9. Interoperability between clouds is the next frontier. In these early days customers tend to buy one service at a time for a single purpose — Salesforce.com for CRM, some compute services from Amazon, etc. However, over time, customers will want to have more interoperability across these platforms. They will want to be able to move their data and their code from one enviornment to another. There is some forward movement in this area but it is early. There are few standards for the cloud and little agreement.

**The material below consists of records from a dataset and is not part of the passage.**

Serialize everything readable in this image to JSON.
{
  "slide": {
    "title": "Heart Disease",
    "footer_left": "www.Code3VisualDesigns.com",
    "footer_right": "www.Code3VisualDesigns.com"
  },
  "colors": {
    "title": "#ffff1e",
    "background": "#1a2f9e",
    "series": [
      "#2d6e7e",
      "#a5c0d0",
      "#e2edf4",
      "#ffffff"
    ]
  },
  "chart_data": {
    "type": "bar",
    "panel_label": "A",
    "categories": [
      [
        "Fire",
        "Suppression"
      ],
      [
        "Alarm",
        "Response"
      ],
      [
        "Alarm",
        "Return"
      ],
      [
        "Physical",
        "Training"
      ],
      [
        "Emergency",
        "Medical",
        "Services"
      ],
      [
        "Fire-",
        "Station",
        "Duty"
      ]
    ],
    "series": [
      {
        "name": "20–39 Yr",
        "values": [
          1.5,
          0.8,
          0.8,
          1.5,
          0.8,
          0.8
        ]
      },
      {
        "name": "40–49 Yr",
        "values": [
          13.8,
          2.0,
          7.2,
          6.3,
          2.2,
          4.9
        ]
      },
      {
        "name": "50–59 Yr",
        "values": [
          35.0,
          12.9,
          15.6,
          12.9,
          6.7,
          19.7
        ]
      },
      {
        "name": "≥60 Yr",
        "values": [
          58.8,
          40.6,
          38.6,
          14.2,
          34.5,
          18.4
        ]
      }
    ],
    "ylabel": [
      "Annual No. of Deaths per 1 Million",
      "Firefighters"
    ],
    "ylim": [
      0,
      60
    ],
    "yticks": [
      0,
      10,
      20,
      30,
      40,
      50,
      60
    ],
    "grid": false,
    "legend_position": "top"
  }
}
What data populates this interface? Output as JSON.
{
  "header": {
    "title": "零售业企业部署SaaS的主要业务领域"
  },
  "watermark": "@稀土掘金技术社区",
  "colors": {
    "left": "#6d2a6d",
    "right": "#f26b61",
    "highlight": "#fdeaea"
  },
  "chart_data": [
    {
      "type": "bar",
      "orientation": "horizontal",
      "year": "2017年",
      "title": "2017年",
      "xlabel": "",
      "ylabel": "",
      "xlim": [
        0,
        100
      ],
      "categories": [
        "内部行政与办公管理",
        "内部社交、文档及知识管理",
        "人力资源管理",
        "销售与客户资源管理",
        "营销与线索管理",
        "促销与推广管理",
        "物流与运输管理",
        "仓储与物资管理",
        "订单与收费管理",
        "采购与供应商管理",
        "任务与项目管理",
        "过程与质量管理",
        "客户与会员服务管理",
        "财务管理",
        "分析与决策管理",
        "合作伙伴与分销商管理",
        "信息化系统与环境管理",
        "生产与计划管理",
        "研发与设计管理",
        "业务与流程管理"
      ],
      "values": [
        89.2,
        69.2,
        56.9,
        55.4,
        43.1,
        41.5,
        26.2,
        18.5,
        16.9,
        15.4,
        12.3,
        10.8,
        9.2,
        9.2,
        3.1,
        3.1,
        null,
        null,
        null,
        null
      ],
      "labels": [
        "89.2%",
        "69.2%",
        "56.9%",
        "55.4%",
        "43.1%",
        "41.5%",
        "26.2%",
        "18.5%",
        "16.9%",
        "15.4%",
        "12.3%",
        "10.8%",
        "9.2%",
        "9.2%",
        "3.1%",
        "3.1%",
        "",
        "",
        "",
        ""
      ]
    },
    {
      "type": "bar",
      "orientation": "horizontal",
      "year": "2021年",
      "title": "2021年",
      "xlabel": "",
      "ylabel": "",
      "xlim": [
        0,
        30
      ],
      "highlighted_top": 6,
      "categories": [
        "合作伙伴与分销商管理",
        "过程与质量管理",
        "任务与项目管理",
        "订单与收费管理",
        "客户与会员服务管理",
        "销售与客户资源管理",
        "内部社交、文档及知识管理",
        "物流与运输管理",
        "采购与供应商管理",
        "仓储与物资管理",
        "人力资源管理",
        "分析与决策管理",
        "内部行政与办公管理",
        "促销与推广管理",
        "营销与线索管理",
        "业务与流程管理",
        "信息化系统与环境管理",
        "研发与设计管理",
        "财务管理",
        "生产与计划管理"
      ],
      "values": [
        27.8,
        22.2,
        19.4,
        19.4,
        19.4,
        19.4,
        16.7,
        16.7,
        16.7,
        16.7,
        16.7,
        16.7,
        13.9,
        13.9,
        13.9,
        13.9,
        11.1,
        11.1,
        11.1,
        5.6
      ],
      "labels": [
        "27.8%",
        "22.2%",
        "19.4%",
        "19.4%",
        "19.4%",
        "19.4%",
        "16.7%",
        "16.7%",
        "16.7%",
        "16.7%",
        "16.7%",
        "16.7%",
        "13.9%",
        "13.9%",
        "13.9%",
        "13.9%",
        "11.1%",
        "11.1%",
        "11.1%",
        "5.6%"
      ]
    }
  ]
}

10. The cloud in a box. There is a lot of packaging going on out there and it comes in two forms. Companies are creating appliance based environments for managing virtual images. Other vendors (especially the big ones like HP and IBM) are packaging their cloud offerings with their hardware for companies that want Private clouds.
I have only scratched the surface of this emerging market. What makes it so interesting and so important is that it actually is the coalescing of computing. It incorporates everything from hardware, management software, service orientation, security, software development, information management, the Internet, service managment, interoperability, and probably a dozen other components that I haven’t mentioned. It is truly the way we will achieve the industrialization of software.